When notorious mob boss Charles “Lucky” Luciano was arrested on vice charges, his first thought was of the hit his “tough-guy” image would take. “Prostitution?” he lamented, “I’d rather be tried for murder.”
Despite his preference, Luciano’s legacy will always be tied to the Depression-era New York City prostitution racket—from the hookers, “bookers” (who recruited the girls) and madams to the cops, attorneys, and judges, all begrimed by the dirty fingers of organized crime.

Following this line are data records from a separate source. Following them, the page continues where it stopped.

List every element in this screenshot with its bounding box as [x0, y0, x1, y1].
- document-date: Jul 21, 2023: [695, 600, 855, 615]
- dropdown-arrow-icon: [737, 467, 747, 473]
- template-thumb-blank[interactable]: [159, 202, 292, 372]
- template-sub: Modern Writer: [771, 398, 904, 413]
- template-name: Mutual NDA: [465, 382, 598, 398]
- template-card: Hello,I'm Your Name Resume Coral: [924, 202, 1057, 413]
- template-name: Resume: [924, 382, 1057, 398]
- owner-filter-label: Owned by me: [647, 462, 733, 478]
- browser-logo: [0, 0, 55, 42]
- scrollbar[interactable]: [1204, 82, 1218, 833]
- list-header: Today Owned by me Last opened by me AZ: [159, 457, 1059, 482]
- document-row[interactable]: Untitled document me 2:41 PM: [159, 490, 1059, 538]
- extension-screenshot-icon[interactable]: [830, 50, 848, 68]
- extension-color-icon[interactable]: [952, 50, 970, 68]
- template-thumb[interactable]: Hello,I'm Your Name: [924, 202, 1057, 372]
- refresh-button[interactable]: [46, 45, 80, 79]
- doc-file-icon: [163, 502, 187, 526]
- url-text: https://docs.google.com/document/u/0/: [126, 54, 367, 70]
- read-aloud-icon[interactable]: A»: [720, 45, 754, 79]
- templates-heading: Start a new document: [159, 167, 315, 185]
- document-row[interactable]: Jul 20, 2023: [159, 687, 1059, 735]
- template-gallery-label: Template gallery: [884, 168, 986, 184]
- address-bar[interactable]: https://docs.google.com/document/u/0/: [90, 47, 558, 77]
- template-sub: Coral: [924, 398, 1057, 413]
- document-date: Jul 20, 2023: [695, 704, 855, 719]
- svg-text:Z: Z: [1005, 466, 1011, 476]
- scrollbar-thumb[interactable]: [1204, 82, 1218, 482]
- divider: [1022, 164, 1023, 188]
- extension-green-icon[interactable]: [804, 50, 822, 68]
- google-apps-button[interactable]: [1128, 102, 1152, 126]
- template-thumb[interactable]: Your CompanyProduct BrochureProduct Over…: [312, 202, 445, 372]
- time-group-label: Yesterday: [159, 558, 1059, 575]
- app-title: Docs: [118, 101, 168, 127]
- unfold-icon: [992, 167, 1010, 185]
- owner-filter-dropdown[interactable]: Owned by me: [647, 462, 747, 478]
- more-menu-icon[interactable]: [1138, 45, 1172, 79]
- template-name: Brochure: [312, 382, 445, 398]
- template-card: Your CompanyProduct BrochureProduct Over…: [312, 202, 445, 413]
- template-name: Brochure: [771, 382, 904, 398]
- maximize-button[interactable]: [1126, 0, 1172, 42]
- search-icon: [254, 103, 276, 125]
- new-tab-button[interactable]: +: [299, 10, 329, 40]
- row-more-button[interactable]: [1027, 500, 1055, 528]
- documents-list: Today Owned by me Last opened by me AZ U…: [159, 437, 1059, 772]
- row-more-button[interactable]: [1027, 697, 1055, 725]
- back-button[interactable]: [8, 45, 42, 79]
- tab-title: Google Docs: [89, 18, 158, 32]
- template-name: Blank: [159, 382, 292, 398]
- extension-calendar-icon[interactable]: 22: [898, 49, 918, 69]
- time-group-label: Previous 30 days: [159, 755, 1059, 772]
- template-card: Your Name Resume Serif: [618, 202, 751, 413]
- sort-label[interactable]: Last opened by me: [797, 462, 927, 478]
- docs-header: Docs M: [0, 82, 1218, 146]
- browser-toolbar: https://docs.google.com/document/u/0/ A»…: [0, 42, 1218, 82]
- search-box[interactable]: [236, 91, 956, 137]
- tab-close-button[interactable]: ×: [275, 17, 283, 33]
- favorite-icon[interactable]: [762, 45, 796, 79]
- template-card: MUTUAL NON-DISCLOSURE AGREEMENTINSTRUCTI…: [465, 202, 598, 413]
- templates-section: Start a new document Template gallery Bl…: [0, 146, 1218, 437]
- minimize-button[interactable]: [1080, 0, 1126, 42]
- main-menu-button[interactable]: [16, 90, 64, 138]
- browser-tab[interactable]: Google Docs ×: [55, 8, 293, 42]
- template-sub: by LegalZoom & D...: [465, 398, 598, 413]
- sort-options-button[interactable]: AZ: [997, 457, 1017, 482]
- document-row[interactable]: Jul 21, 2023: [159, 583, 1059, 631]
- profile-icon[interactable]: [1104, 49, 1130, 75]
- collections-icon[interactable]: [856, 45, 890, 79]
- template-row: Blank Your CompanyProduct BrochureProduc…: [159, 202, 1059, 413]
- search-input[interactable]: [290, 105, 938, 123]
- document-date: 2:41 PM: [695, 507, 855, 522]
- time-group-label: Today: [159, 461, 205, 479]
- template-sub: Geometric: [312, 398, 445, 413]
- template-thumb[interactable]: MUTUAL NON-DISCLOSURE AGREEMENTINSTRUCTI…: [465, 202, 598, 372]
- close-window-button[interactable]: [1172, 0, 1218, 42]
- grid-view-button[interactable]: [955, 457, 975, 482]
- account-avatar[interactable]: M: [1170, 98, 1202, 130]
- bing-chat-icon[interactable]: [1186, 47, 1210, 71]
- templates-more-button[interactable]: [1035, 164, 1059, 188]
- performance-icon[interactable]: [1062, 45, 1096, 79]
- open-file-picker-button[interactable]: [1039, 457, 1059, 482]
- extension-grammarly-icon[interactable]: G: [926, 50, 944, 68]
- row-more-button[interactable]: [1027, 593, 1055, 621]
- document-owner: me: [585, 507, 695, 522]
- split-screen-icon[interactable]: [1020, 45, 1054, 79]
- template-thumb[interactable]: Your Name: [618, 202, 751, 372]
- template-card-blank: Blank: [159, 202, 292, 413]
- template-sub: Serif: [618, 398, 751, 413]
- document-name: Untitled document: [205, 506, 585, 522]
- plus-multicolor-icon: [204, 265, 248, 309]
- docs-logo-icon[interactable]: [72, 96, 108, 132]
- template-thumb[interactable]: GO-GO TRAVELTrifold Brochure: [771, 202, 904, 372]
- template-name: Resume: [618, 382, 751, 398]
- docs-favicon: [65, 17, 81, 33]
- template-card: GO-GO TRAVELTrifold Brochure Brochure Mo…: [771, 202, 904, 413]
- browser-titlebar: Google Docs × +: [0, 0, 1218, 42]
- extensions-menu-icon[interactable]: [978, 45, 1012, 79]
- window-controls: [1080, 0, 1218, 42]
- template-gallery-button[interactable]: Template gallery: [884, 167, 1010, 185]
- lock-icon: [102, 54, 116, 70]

At the heart of this book is the 1936 vice trial of “Charlie Lucky” Luciano, the inveterate gambler and reputed head of the prostitution syndicate in New York City; but his story has been told elsewhere. Instead, the author explores the myriad of minor players whom Luciano exploited, with an emphasis on the women forced into his syndicate. From the squandered lives of young, even beautiful women like Nancy Presser, a small town girl corrupted by the Big Apple, to Jennie “The Factory” Fischer, and the other hardened madams running $1 and $2 houses, Poulsen culls a compelling tale of lives ruined by illicit drugs, sex and violence.
In juxtaposing the crusading Special Prosecutor Thomas Dewey with such colorful mobsters as Louis “The Dove” Traube, Al “Cockeyed Louie” Weiner, and “Tommy the Bull” Pennochio, Poulsen imbues her powerful writing with incredibly stark verisimilitude. The many black and white photographs and mug shots of her subjects help the reader connect with them and begin to understand their motivations, worries, and fears. For example, the reader can sense the feeling of pride which must have underlaid one prostitute’s testimony that she once worked at “a $3 house.” Like most of the women chronicled, she did not seem to be ashamed of the way she earned her living.
This is not Poulsen’s first foray into reporting from this era. She has a bachelor’s in English Literature from Queens College-CUNY and is the author of Don’t Call Us Molls: Women of the John Dillinger Gang. She has appeared on the Discovery Channel and lectures extensively on the subject of 1930s crime and law enforcement.
Poulsen has crafted an exhaustively-researched criminal saga. Her research into events which occurred more than seventy years ago pays off with such tidbits as a photograph of the postcard sent from Mexico by one of the prostitute witnesses in Luciano’s trial to an assistant prosecutor. Explaining that the postcard sender had fled the long arm of the mob to Juarez, Mexico, “where the dope was cheap and plentiful,” Poulsen deftly summarizes the fate about to befall the famed “Cokey Flo” Brown: “The missive, with its funny little picture and faded postmark, was the last of her letters home.”
Luciano’s Mafia infamy may have lived on after his death in 1962, but The Case Against Lucky Luciano gives voice to Cokey Flo and the many others he victimized decades earlier. Poulsen’s artful rendering leaves no doubt that their stories have long deserved to be told.